Re: [RFC PATCH 0/2] tracing/user_events: Remote write ABI

Mathieu Desnoyers <mathieu.desnoyers@xxxxxxxxxxxx> · Wed, 2 Nov 2022 09:46:31 -0400

On 2022-10-31 12:53, Beau Belgrave wrote:

On Sat, Oct 29, 2022 at 09:58:26AM -0400, Mathieu Desnoyers wrote:

On 2022-10-28 18:17, Beau Belgrave wrote:

On Fri, Oct 28, 2022 at 05:50:04PM -0400, Mathieu Desnoyers wrote:

On 2022-10-27 18:40, Beau Belgrave wrote:

[...]

NOTE:
User programs that wish to have the enable bit shared across forks
either need to use a MAP_SHARED allocated address or register a new
address and file descriptor. If MAP_SHARED cannot be used or new
registrations cannot be done, then it's allowable to use MAP_PRIVATE
as long as the forked children never update the page themselves. Once
the page has been updated, the page from the parent will be copied over
to the child. This new copy-on-write page will not receive updates from
the kernel until another registration has been performed with this new
address.

This seems rather odd. I would expect that if a parent process registers
some instrumentation using private mappings for enabled state through the
user events ioctl, and then forks, the child process would seamlessly be
traced by the user events ABI while being able to also change the enabled
state from the userspace tracer libraries (which would trigger COW).
Requiring the child to re-register to user events is rather odd.

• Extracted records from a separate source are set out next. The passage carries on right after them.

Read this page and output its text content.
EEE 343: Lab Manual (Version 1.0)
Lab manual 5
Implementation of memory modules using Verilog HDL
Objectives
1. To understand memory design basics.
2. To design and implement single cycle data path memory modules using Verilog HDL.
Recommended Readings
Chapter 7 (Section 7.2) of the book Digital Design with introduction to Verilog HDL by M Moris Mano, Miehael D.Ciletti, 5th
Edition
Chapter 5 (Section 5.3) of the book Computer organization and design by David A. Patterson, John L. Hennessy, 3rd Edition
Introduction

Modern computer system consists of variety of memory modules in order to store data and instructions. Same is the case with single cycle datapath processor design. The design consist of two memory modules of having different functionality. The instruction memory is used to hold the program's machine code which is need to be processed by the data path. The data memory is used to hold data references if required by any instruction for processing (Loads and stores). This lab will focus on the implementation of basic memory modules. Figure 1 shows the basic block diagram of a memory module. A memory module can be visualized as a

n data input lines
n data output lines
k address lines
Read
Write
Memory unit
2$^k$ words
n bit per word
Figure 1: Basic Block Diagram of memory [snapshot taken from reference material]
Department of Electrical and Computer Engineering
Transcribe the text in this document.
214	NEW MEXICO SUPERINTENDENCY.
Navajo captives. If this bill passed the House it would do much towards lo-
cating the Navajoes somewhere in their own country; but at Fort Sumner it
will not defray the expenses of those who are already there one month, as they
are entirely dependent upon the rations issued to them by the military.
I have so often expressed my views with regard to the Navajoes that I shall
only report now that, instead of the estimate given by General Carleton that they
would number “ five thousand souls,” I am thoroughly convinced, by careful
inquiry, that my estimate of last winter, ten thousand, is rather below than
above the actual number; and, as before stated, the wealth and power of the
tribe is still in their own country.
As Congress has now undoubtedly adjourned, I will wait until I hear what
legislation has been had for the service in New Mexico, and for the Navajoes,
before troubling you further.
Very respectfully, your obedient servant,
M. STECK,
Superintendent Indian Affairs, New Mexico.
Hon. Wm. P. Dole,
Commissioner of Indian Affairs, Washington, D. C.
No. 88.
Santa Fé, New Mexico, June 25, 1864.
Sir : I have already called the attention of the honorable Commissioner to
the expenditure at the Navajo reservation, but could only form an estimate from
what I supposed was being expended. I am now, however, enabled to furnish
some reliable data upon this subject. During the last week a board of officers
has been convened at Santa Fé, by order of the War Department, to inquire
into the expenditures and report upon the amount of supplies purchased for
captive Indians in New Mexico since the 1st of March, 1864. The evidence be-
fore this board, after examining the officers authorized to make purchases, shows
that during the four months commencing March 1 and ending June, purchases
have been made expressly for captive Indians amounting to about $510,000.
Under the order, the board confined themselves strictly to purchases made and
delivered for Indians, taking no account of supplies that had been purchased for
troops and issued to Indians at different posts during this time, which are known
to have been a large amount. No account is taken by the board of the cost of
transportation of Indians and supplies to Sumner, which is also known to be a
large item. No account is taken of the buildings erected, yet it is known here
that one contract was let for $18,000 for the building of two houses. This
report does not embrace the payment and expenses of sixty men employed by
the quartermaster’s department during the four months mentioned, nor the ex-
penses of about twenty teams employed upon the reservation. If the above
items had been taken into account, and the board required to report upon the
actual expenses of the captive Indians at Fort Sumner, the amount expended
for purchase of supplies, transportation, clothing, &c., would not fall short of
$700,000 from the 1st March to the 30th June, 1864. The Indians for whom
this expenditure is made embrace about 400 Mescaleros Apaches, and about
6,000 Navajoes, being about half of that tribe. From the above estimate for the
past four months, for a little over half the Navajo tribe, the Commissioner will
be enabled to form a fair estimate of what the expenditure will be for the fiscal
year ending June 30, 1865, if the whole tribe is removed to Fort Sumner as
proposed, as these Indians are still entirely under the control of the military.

It's the COW that is the problem, see below.

What is preventing us from tracing the child without re-registration in this
scenario ?

Largely knowing when the COW occurs on a specific page. We don't make
the mappings, so I'm unsure if we can ask to be notified easily during
these times or not. If we could, that would solve this. I'm glad you are
thinking about this. The note here was exactly to trigger this
discussion :)

I believe this is the same as a Futex, I'll take another look at that
code to see if they've come up with anything regarding this.

Any ideas?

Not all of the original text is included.